●喫茶店で粘って、作家論の直しをしていた。自分の書いたものをじっくりと読み返す。細かい修正点はあるものの、基本的な問題は最後の結論部のみだと思う。その方向性も少しずつ見えて来た。
●『くらげ』(池田将)をDVDで。これで池田さんの現在までの全作品を観たことになる。最初は、ちょっと格好つけたコンセプチャルな作品かと思ったが、だんだんゆるい感じになってゆき、最後にはぐだぐだになって終わる。(ゆるいとはいっても、妙に真剣で青臭い感じで、この「青臭さを恐れていない」ところに感心する。ぼくが若い頃は、もっとスカしていて、青臭いことは恥ずかしいと思っていた。中年になってはじめて、青臭くてもいいじゃんと思えるようになった。ぐだぐだだけど生真面目というか、真剣にぐだぐだしている。)この、ぐだぐたな感じが開放感に繋がるラストがすごくいいと思った。この映画では、テープに録音された「ある日の会話」(このテープがなければ、この作品はないと思う)が延々と流れるのだが、最初これは、深夜、友人の部屋で、酔っぱらって話しているのかと思っていたのだが、途中で子供の声が入って来たりするので、昼間、おそらく窓を開け放った開放的な部屋で話しているのだろうと思われる。この人たちは、こんな話を、昼間っからシラフでしてるんだ!、とすると、それだけですごいと思った。そのような場=関係があるということが何よりも貴重なのだと思う。最後のぐだぐだな感じも、きっと酔っているわけではないのだろう。それだけですごいというより、それこそがすごい。

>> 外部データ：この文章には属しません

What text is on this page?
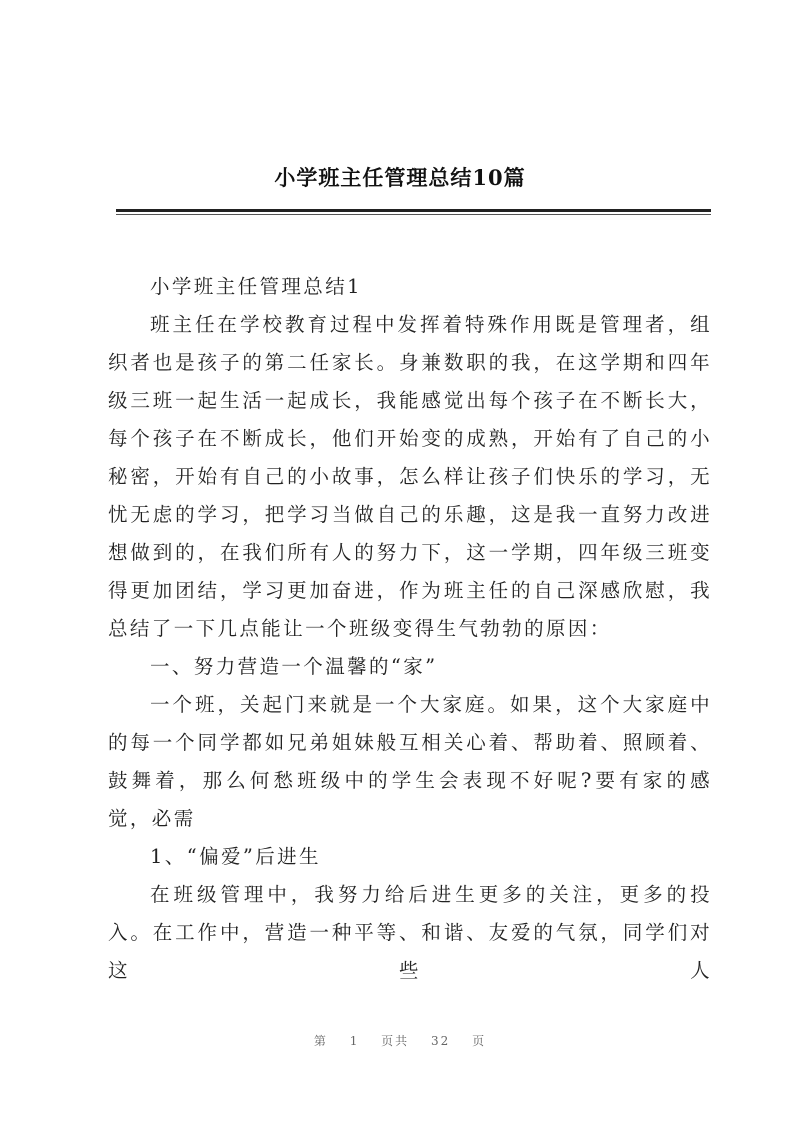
小学班主任管理总结10篇

小学班主任管理总结1

班主任在学校教育过程中发挥着特殊作用既是管理者，组织者也是孩子的第二任家长。身兼数职的我，在这学期和四年级三班一起生活一起成长，我能感觉出每个孩子在不断长大，每个孩子在不断成长，他们开始变的成熟，开始有了自己的小秘密，开始有自己的小故事，怎么样让孩子们快乐的学习，无忧无虑的学习，把学习当做自己的乐趣，这是我一直努力改进想做到的，在我们所有人的努力下，这一学期，四年级三班变得更加团结，学习更加奋进，作为班主任的自己深感欣慰，我总结了一下几点能让一个班级变得生气勃勃的原因：

一、努力营造一个温馨的“家”

一个班，关起门来就是一个大家庭。如果，这个大家庭中的每一个同学都如兄弟姐妹般互相关心着、帮助着、照顾着、鼓舞着，那么何愁班级中的学生会表现不好呢?要有家的感觉，必需

1、“偏爱”后进生

在班级管理中，我努力给后进生更多的关注，更多的投入。在工作中，营造一种平等、和谐、友爱的气氛，同学们对这些人

第 1 页共 32 页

(この映画を観ているとどうしても、実際に池田さんにお会いした時に聞いた、父親の「鈍痛」の話を思い出してしまう。ここには書けないけど。)
●池田さんからは、自作のDVDだけでなく、池田さんが気になっている他の作家の作品や、後輩の作品などもたくさん送っていただいていて、まだそれら全てを観たわけではないけど、ぼくには池田さんたちのグループ(という言い方で良いのか?、池田将、柏田洋平、川部良太、刀祢平喬)の作品が、飛び抜けて面白いように思う(いや、『にほんかいいもうとといぬ』という、とんでもなく凄い作品もあったけど)。同じ大学の、学年も年齢も近いところに、飛び抜けた作品が集中するということが本当にあるんだなあと思い、ぼくなどにはそれがひたすら羨ましい。柏田さんと刀祢平さんの作品はそれぞれ一作しか観てないけど、川部さんは三作(『家族のいる景色』『ここにいることの記憶』『そこにあるあいだ』)、池田さんは五作(『灰色の魚』『えび』『くらげ』『UFOさま』『亀』)を観せてもらって思うのは、一作ごとにグレードアップしているというか、その作品をつくることで確実に何かを掴み取っていて、それが次の作品につながっていて、最新作が最も面白いものになっている、というのがすごいということだ。つまり、たまたまラッキーで面白いものが出来てしまったということではなく、これからも面白いものをつくってゆく人たちなのだと思う。